Chemicals and Chemistry Data
EPA researchers use chemistry data such as chemical structures and physicochemical property information to evaluate thousands of chemicals for potential health effects. Cheminformatics is the backbone of CCTE's ToxCast and the multi-agency Tox21 HTS screening programs.
- DSSTOX
- TEST Predictions
- Collaborative Estrogen Receptor Activity Prediction Project Data: Data and supplemental files from CERAPP (A large-scale modeling project). CERAPP combined multiple models developed in collaboration with 17 groups in the United States and Europe to predict estrogen receptor activity of a common set of 32,464 chemical structures. Quantitative structure-activity relationship models and docking approaches were employed, to build a total of 40 categorical and 8 continuous models for binding, agonist, and antagonist ER activity.

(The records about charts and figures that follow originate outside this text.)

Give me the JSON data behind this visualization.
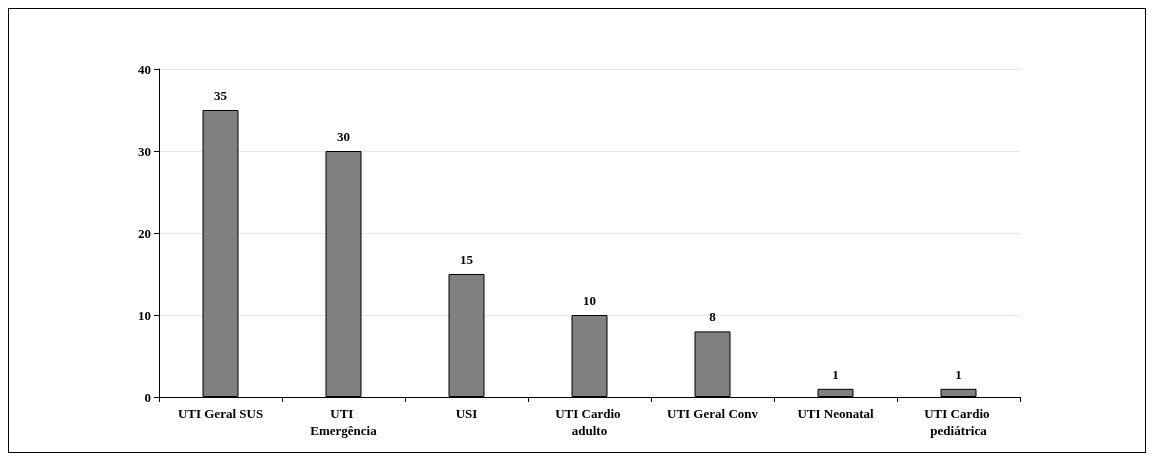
{
  "chart_data": {
    "type": "bar",
    "categories": [
      "UTI Geral SUS",
      "UTI Emergência",
      "USI",
      "UTI Cardio adulto",
      "UTI Geral Conv",
      "UTI Neonatal",
      "UTI Cardio pediátrica"
    ],
    "values": [
      35,
      30,
      15,
      10,
      8,
      1,
      1
    ],
    "color": "#808080",
    "ylim": [
      0,
      40
    ],
    "yticks": [
      0,
      10,
      20,
      30,
      40
    ],
    "grid": "y",
    "data_labels": true
  }
}
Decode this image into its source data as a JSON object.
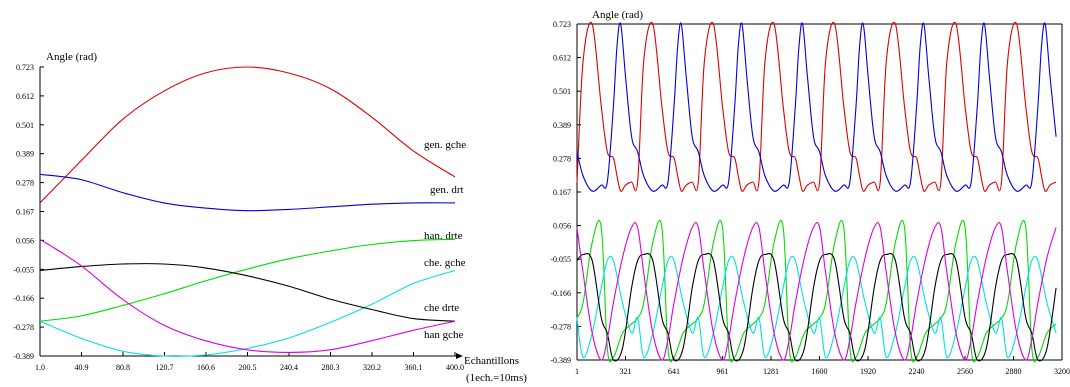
{
  "colors": {
    "gen_gche": "#e00000",
    "gen_drt": "#0000e0",
    "han_drte": "#00dd00",
    "che_gche": "#00e0e0",
    "che_drte": "#000000",
    "han_gche": "#e000e0"
  },
  "chart_data": [
    {
      "type": "line",
      "ylabel": "Angle (rad)",
      "xlabel": "Echantillons",
      "xlabel2": "(1ech.=10ms)",
      "xlim": [
        1,
        400
      ],
      "ylim": [
        -0.389,
        0.723
      ],
      "x_ticks": [
        "1.0",
        "40.9",
        "80.8",
        "120.7",
        "160.6",
        "200.5",
        "240.4",
        "280.3",
        "320.2",
        "360.1",
        "400.0"
      ],
      "y_ticks": [
        "0.723",
        "0.612",
        "0.501",
        "0.389",
        "0.278",
        "0.167",
        "0.056",
        "-0.055",
        "-0.166",
        "-0.278",
        "-0.389"
      ],
      "series": [
        {
          "key": "gen_gche",
          "name": "gen. gche",
          "x": [
            1,
            40,
            80,
            120,
            160,
            200,
            240,
            280,
            320,
            360,
            400
          ],
          "values": [
            0.2,
            0.36,
            0.52,
            0.63,
            0.7,
            0.723,
            0.7,
            0.64,
            0.53,
            0.4,
            0.3
          ]
        },
        {
          "key": "gen_drt",
          "name": "gen. drt",
          "x": [
            1,
            40,
            80,
            120,
            160,
            200,
            240,
            280,
            320,
            360,
            400
          ],
          "values": [
            0.31,
            0.29,
            0.24,
            0.2,
            0.18,
            0.17,
            0.175,
            0.185,
            0.195,
            0.2,
            0.2
          ]
        },
        {
          "key": "han_drte",
          "name": "han. drte",
          "x": [
            1,
            40,
            80,
            120,
            160,
            200,
            240,
            280,
            320,
            360,
            400
          ],
          "values": [
            -0.255,
            -0.235,
            -0.195,
            -0.15,
            -0.1,
            -0.055,
            -0.015,
            0.015,
            0.04,
            0.055,
            0.06
          ]
        },
        {
          "key": "che_gche",
          "name": "che. gche",
          "x": [
            1,
            40,
            80,
            120,
            160,
            200,
            240,
            280,
            320,
            360,
            400
          ],
          "values": [
            -0.255,
            -0.32,
            -0.37,
            -0.389,
            -0.385,
            -0.36,
            -0.32,
            -0.26,
            -0.19,
            -0.11,
            -0.06
          ]
        },
        {
          "key": "che_drte",
          "name": "che drte",
          "x": [
            1,
            40,
            80,
            120,
            160,
            200,
            240,
            280,
            320,
            360,
            400
          ],
          "values": [
            -0.06,
            -0.045,
            -0.035,
            -0.035,
            -0.05,
            -0.08,
            -0.12,
            -0.17,
            -0.21,
            -0.245,
            -0.255
          ]
        },
        {
          "key": "han_gche",
          "name": "han gche",
          "x": [
            1,
            40,
            80,
            120,
            160,
            200,
            240,
            280,
            320,
            360,
            400
          ],
          "values": [
            0.06,
            -0.04,
            -0.17,
            -0.27,
            -0.33,
            -0.365,
            -0.375,
            -0.365,
            -0.33,
            -0.29,
            -0.255
          ]
        }
      ]
    },
    {
      "type": "line",
      "ylabel": "Angle (rad)",
      "xlim": [
        1,
        3200
      ],
      "ylim": [
        -0.389,
        0.723
      ],
      "x_ticks": [
        "1",
        "321",
        "641",
        "961",
        "1281",
        "1600",
        "1920",
        "2240",
        "2560",
        "2880",
        "3200"
      ],
      "y_ticks": [
        "0.723",
        "0.612",
        "0.501",
        "0.389",
        "0.278",
        "0.167",
        "0.056",
        "-0.055",
        "-0.166",
        "-0.278",
        "-0.389"
      ],
      "period": 400,
      "series": [
        {
          "key": "gen_gche",
          "phase": [
            0,
            0.1,
            0.25,
            0.4,
            0.5,
            0.6,
            0.66,
            0.72,
            0.8,
            0.9,
            1.0
          ],
          "values": [
            0.2,
            0.6,
            0.723,
            0.45,
            0.3,
            0.28,
            0.22,
            0.17,
            0.19,
            0.2,
            0.2
          ]
        },
        {
          "key": "gen_drt",
          "phase": [
            0,
            0.1,
            0.25,
            0.4,
            0.5,
            0.6,
            0.66,
            0.72,
            0.8,
            0.9,
            1.0
          ],
          "values": [
            0.3,
            0.22,
            0.17,
            0.19,
            0.2,
            0.45,
            0.65,
            0.723,
            0.55,
            0.35,
            0.3
          ]
        },
        {
          "key": "han_drte",
          "phase": [
            0,
            0.1,
            0.25,
            0.4,
            0.5,
            0.6,
            0.75,
            0.9,
            1.0
          ],
          "values": [
            -0.25,
            -0.2,
            0.0,
            0.05,
            -0.35,
            -0.38,
            -0.3,
            -0.27,
            -0.25
          ]
        },
        {
          "key": "che_gche",
          "phase": [
            0,
            0.1,
            0.25,
            0.4,
            0.5,
            0.6,
            0.75,
            0.9,
            1.0
          ],
          "values": [
            -0.25,
            -0.38,
            -0.3,
            -0.15,
            -0.06,
            -0.06,
            -0.2,
            -0.3,
            -0.25
          ]
        },
        {
          "key": "che_drte",
          "phase": [
            0,
            0.1,
            0.25,
            0.4,
            0.5,
            0.6,
            0.75,
            0.9,
            1.0
          ],
          "values": [
            -0.06,
            -0.04,
            -0.06,
            -0.25,
            -0.3,
            -0.389,
            -0.35,
            -0.15,
            -0.06
          ]
        },
        {
          "key": "han_gche",
          "phase": [
            0,
            0.1,
            0.25,
            0.4,
            0.5,
            0.6,
            0.75,
            0.9,
            1.0
          ],
          "values": [
            0.05,
            -0.1,
            -0.3,
            -0.389,
            -0.32,
            -0.2,
            -0.05,
            0.05,
            0.05
          ]
        }
      ]
    }
  ]
}
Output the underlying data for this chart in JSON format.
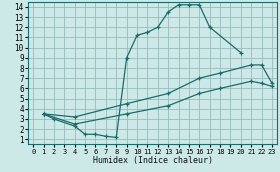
{
  "xlabel": "Humidex (Indice chaleur)",
  "bg_color": "#cce9e8",
  "grid_color": "#99bbbb",
  "line_color": "#1a6b6b",
  "xlim": [
    -0.5,
    23.5
  ],
  "ylim": [
    0.5,
    14.5
  ],
  "xticks": [
    0,
    1,
    2,
    3,
    4,
    5,
    6,
    7,
    8,
    9,
    10,
    11,
    12,
    13,
    14,
    15,
    16,
    17,
    18,
    19,
    20,
    21,
    22,
    23
  ],
  "yticks": [
    1,
    2,
    3,
    4,
    5,
    6,
    7,
    8,
    9,
    10,
    11,
    12,
    13,
    14
  ],
  "line1_x": [
    1,
    2,
    4,
    5,
    6,
    7,
    8,
    9,
    10,
    11,
    12,
    13,
    14,
    15,
    16,
    17,
    20
  ],
  "line1_y": [
    3.5,
    3.0,
    2.3,
    1.5,
    1.5,
    1.3,
    1.2,
    9.0,
    11.2,
    11.5,
    12.0,
    13.5,
    14.2,
    14.2,
    14.2,
    12.0,
    9.5
  ],
  "line2_x": [
    1,
    4,
    9,
    13,
    16,
    18,
    21,
    22,
    23
  ],
  "line2_y": [
    3.5,
    3.2,
    4.5,
    5.5,
    7.0,
    7.5,
    8.3,
    8.3,
    6.5
  ],
  "line3_x": [
    1,
    4,
    9,
    13,
    16,
    18,
    21,
    22,
    23
  ],
  "line3_y": [
    3.5,
    2.5,
    3.5,
    4.3,
    5.5,
    6.0,
    6.7,
    6.5,
    6.2
  ]
}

CompTox Chemicals Dashboard
- CompTox Chemicals Dashboard Data: Data specific to the CompTox Chemicals Dashboard releases, including the mappings between the DTXSIDs and the InChIStrings and Keys, SDF files containing all chemical structures and relevant information, and a file containing CAS Number, Preferred Chemical Name and DTXSID file. Note that some CompTox Chemicals Dashboard associated data may be found in other areas within the Downloadable Computational Toxicology Data webpage. Data sources associated with updates to the CompTox Chemicals Dashboard are pointed to in the release notes (where available).
Virtual Tissues
EPA researchers develop virtual tissue computer models to simulate how chemicals may affect human development. Virtual tissue models are some of the most advanced methods being developed today. The models will help reduce dependence on animal study data and provide much faster chemical risk assessments.
- Tipping Point Data: EPA researchers develop mathematical models to predict perturbation of biological systems and determine when cellular systems are no longer able to recover. EPA researchers use these models to determine the “Tipping Point”, the point when biological systems are unable to recover from or adapt to chemical exposure. When cellular systems are unable to recover, chemical exposures could lead to adverse outcomes such as cancer.
Literature Mining
- Abstract Sifter: Contains the abstract sifter tool, database, and user guide. The Abstract Sifter is a Microsoft Excel based tool that greatly enhances literature searching in PubMed. The tool implements a novel “sifter” functionality for relevance ranking, giving the researcher a way to find articles of interest quickly. The Sifter assists researchers to triage results and keep track of articles of interest. The tool also gives researchers a view of the literature landscape for a set of entities such as chemicals or genes and makes it easy to dive deeper into areas of interest.